On peut être contre la garantie universelle, mais on ne peut pas s’arrêter, sauf à être dans une démarche purement idéologique, au fait que ce serait dans un cas une taxe et dans l’autre non, si le montant de la dépense est le même. Sortons des postures et allons au fond du débat ! Si l’on est, non pas pour des raisons seulement idéologiques, contre toute gestion publique et que l’on estime qu’il existe de vrais risques qu’une gestion privée nous permettrait de garantir mieux, sans que le coût en soit prohibitif, que l’on remplira le triple objectif que j’ai évoqué plus tôt et que l’on protégera les comptes publics, évoquons cette possibilité et convainquons le Gouvernement. Toutefois, pour ma part, cette voie ne me convainc pas. C’est pourquoi je suis favorable à l’article 8.

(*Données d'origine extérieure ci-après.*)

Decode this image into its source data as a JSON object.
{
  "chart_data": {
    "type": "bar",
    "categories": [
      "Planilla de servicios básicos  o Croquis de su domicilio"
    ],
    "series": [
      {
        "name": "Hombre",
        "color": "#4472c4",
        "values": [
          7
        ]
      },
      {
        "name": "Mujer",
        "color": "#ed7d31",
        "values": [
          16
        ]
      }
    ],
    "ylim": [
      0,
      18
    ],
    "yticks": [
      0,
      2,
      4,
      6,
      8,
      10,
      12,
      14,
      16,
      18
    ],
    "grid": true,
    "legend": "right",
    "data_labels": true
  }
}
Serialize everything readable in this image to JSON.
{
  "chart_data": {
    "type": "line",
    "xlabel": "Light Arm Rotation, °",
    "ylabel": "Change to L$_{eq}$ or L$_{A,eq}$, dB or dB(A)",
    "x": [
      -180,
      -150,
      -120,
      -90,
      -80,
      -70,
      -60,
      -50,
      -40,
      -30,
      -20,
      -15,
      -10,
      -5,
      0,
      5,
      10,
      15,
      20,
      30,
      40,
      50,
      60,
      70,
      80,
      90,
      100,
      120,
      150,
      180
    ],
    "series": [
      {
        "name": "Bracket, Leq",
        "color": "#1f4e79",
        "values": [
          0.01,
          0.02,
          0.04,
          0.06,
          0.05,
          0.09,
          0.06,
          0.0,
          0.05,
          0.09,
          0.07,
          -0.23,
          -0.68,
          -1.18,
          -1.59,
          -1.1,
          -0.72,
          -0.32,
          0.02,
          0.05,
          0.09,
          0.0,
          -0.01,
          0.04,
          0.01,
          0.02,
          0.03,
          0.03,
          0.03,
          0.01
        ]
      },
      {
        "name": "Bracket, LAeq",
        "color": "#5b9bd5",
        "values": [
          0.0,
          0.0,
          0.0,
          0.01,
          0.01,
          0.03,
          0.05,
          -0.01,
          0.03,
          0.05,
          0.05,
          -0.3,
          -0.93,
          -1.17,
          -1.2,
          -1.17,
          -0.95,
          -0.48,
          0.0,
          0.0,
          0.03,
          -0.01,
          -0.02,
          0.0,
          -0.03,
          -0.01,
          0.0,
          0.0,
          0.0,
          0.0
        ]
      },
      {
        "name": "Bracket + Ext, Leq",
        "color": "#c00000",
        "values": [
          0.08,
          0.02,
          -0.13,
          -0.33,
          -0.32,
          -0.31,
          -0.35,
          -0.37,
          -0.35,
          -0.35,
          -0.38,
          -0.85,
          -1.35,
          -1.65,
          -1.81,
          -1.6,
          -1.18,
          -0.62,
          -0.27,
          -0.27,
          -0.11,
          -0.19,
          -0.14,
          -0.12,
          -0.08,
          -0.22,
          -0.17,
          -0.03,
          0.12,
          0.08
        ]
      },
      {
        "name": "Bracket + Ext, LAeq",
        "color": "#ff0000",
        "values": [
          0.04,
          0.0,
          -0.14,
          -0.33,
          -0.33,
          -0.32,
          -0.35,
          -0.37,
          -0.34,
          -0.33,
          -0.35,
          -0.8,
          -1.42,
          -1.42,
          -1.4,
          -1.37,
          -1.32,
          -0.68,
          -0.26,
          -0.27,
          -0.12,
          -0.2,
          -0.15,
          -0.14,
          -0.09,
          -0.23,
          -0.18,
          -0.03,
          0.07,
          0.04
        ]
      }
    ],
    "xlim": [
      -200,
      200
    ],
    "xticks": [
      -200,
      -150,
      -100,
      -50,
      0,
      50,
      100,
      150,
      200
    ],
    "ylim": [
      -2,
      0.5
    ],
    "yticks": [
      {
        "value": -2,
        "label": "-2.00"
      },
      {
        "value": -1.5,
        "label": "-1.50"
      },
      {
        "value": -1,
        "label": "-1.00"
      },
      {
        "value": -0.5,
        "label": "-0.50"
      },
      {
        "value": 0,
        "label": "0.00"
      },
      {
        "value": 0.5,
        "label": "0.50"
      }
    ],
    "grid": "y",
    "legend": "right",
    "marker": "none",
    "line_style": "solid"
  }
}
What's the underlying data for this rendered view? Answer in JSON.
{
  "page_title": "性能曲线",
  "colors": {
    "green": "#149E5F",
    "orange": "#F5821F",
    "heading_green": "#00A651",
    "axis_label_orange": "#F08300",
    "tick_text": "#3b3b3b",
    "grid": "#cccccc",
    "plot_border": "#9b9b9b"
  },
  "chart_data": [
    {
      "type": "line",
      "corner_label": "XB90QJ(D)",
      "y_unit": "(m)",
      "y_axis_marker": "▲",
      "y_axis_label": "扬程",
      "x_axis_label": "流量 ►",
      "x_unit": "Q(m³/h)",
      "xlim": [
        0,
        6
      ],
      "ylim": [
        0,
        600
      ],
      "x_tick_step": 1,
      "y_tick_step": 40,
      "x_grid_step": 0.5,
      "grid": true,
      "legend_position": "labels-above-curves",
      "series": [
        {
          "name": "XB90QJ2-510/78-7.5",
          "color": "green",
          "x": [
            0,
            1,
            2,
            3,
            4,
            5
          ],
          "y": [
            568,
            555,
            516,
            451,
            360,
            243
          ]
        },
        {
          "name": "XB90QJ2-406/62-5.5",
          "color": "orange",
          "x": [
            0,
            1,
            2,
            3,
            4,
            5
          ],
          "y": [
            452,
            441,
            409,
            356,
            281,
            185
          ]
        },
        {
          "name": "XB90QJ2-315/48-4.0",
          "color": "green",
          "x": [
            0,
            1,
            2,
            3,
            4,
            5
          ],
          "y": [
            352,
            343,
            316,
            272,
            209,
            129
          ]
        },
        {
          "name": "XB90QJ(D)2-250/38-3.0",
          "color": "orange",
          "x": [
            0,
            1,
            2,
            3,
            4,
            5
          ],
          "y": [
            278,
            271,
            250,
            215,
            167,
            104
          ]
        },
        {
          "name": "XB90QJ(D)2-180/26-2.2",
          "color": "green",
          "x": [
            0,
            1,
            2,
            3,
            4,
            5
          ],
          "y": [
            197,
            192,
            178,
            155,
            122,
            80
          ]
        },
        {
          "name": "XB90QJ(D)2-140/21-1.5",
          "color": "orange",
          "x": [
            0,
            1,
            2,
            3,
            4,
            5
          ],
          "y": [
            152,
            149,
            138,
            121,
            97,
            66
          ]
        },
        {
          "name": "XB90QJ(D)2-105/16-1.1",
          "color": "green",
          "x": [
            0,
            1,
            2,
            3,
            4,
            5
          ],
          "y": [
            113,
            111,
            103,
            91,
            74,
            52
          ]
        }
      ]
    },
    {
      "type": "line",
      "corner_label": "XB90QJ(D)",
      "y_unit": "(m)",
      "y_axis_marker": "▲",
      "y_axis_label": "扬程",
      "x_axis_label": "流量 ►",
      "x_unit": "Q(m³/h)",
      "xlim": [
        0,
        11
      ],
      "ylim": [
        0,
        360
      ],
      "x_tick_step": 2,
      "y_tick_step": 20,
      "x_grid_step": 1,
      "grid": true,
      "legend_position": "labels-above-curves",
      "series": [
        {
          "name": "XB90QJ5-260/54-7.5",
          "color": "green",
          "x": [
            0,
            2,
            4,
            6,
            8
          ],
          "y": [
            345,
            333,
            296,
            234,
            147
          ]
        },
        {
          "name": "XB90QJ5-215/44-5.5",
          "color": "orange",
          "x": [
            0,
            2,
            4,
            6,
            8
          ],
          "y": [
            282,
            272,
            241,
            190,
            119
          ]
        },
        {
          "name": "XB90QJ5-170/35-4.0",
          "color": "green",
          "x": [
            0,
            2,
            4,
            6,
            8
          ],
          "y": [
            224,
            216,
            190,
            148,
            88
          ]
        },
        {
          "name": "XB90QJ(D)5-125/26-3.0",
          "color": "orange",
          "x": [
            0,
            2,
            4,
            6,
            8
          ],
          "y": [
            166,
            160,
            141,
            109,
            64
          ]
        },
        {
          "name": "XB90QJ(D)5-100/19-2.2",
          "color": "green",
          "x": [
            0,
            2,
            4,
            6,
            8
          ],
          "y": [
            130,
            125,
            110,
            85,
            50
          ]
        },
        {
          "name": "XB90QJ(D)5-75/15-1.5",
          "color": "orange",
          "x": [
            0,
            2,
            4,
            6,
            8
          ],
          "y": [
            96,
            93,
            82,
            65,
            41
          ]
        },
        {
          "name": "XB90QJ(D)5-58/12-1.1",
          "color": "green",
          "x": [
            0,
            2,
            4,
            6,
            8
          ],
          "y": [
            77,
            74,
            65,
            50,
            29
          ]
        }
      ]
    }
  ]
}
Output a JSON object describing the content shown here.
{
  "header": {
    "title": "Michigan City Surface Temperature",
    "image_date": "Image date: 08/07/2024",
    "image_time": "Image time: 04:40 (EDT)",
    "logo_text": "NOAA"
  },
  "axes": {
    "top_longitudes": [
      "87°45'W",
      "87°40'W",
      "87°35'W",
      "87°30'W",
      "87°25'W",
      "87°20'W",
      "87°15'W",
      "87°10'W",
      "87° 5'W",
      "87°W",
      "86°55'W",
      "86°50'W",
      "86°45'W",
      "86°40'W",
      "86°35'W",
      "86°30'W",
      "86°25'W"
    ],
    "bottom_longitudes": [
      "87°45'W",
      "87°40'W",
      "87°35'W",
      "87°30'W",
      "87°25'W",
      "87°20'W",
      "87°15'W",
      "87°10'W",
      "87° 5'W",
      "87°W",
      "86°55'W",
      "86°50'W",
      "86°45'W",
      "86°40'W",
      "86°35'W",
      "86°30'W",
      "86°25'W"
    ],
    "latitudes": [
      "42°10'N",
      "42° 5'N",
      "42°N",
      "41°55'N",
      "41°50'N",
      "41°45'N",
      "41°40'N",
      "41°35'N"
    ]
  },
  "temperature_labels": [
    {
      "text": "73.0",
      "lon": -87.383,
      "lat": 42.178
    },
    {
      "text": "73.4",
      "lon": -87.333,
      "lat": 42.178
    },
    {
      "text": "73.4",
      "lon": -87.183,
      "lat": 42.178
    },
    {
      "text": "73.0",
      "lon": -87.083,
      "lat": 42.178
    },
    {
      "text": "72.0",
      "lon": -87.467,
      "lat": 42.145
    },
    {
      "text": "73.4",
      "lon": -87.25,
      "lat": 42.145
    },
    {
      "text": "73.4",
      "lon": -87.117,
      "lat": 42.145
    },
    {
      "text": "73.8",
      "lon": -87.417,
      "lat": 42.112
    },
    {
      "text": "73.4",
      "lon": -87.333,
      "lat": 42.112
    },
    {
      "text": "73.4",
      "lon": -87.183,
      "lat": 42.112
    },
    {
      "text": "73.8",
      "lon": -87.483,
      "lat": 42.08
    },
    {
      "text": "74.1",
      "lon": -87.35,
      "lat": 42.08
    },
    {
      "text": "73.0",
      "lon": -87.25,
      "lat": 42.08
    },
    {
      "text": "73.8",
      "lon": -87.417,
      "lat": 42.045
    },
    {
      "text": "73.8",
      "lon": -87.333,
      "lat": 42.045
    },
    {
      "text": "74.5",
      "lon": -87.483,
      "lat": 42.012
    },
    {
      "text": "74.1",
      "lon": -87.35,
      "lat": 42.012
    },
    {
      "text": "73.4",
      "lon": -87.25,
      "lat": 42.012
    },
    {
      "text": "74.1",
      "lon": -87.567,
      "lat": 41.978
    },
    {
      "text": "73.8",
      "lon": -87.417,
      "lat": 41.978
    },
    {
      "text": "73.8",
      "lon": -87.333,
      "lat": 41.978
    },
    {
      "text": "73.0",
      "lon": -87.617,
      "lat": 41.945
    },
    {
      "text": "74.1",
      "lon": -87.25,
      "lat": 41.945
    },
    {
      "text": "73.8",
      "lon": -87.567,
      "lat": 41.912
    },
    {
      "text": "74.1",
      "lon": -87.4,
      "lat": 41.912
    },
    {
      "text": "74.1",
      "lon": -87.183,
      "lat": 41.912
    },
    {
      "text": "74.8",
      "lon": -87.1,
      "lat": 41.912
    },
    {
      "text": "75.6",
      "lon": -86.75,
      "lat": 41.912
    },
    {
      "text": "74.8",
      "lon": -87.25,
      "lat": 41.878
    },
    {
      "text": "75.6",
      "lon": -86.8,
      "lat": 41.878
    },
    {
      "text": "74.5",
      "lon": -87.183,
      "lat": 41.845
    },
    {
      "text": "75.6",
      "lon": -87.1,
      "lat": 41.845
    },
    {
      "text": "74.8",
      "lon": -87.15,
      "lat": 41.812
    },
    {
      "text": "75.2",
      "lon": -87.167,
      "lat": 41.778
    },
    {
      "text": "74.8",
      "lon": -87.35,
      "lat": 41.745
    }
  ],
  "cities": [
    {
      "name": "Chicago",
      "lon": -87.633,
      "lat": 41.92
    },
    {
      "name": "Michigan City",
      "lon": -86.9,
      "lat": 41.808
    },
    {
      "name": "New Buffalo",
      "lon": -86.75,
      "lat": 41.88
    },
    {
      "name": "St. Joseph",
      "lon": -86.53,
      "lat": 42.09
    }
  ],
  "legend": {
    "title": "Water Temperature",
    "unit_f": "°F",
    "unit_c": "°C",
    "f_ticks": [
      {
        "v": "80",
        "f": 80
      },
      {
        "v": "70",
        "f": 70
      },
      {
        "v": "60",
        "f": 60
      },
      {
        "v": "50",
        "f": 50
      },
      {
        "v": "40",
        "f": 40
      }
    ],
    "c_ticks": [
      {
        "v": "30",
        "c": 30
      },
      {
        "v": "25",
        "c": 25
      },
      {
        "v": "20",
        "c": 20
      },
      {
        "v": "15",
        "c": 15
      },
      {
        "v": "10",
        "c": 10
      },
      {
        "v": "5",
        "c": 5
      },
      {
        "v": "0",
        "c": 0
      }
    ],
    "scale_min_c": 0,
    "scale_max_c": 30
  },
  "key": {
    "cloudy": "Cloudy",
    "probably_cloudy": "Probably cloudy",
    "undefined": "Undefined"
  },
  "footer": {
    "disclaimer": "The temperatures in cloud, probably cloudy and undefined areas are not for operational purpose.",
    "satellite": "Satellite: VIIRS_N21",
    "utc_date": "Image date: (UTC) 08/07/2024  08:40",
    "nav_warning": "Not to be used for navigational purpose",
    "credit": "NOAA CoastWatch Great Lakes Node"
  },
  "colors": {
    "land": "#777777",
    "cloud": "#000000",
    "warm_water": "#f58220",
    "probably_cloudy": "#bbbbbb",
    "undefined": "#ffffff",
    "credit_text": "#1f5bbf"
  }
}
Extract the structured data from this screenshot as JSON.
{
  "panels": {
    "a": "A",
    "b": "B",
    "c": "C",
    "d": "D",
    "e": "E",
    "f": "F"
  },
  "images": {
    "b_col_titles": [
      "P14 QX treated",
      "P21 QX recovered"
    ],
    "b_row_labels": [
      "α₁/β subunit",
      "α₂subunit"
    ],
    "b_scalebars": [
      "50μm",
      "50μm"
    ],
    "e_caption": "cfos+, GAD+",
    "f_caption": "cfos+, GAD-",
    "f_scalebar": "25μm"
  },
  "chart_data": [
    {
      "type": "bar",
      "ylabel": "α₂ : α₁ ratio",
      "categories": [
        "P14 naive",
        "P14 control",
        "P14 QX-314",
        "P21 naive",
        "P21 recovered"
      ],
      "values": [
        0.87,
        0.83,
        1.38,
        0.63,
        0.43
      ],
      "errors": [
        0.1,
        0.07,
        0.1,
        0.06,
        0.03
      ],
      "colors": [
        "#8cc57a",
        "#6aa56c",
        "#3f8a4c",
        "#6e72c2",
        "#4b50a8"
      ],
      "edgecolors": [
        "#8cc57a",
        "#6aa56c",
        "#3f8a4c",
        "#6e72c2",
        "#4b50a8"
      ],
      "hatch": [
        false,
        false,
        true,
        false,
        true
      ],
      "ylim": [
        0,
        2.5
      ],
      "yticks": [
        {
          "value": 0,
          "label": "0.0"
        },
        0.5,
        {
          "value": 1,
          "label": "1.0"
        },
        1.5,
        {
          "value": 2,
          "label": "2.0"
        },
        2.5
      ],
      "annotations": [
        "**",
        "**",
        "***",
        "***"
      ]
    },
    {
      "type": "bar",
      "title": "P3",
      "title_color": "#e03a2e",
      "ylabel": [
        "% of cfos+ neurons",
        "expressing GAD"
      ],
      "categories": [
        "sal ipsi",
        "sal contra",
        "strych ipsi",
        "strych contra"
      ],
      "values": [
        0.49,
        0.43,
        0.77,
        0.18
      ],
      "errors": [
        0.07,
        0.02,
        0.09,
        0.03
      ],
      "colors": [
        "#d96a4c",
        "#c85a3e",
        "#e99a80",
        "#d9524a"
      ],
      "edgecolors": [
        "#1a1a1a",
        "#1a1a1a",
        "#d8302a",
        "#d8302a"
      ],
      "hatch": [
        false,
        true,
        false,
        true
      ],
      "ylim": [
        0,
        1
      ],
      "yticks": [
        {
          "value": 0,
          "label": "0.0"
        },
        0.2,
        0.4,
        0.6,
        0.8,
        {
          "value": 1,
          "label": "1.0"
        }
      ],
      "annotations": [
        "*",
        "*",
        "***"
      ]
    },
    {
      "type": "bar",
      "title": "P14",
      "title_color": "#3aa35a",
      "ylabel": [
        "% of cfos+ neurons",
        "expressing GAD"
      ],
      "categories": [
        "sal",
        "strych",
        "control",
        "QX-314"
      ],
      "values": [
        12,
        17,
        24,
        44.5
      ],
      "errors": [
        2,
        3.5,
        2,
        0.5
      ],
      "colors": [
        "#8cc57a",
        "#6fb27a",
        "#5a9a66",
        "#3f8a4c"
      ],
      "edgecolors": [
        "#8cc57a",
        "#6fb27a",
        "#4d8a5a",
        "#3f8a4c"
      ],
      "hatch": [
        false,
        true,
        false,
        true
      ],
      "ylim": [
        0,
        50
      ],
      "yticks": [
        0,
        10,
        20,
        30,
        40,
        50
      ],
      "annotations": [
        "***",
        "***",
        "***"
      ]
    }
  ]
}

On nous dit enfin que ce n’est pas à la puissance publique d’assumer le risque. J’entends cet argument. Le logement est un bien public, comme l’a dit Mme la ministre, et c’est aussi un contrat entre deux personnes privées. Est-ce que la puissance publique doit assumer le risque d’un contrat entre deux personnes privées ? Ce débat n’est pas évident à trancher. Il n’est pas seulement technique, mais aussi philosophique : à quoi la puissance publique doit-elle répondre ? À quoi doit-elle servir ? Cependant, le logement est un bien public. Aussi le contrat privé diffère-t-il de celui qui existe dans le cas de l’achat d’une voiture ou du dernier costume à la mode. La question mérite d’être débattue, car elle est complexe. Mais, en toute hypothèse, penser que cette garantie universelle des loyers puisse exister sans que la puissance publique y participe, y compris financièrement, je n’y crois pas. Dans ce cas, la garantie ne serait que théorique pour ceux qui sont en CDD, pour ceux qui ont de faibles revenus, ceux qui sont jeunes ou qui vont de travail partiel en travail partiel, parce que la prime serait tellement élevée qu’ils ne pourraient tout simplement pas la payer. Dans le cas d’une gestion privée, il faudrait fixer un montant encadré, mais je crains que le monde de l’assurance ne nous réponde qu’il y est prêt mais que le risque doit alors être équilibré, puisqu’il ne pourrait être couvert par le montant défini.
Dans tous les cas de figure, si l’on est favorable à la garantie universelle des loyers et pour qu’elle couvre l’ensemble de ceux à qui elle s’adresse, la puissance publique aura à y participer. Je ne crois pas, et sans idéologie aucune, que le principe des assurances se résume à remplir une mission de service public. Il est possible de leur demander des services, voire de légiférer à ce sujet, mais il est un moment où elles vont regarder l’équilibre entre ce qui sera payé pour la couverture et le coût de celle-ci. Si l’on est favorable à cette garantie, il faudra, mes chers collègues, mettre les mains dans le cambouis en avançant argument après argument et essayer d’aboutir en deuxième lecture à un véritable dispositif. Cela est ambitieux et complexe, mais nous devons relever le défi.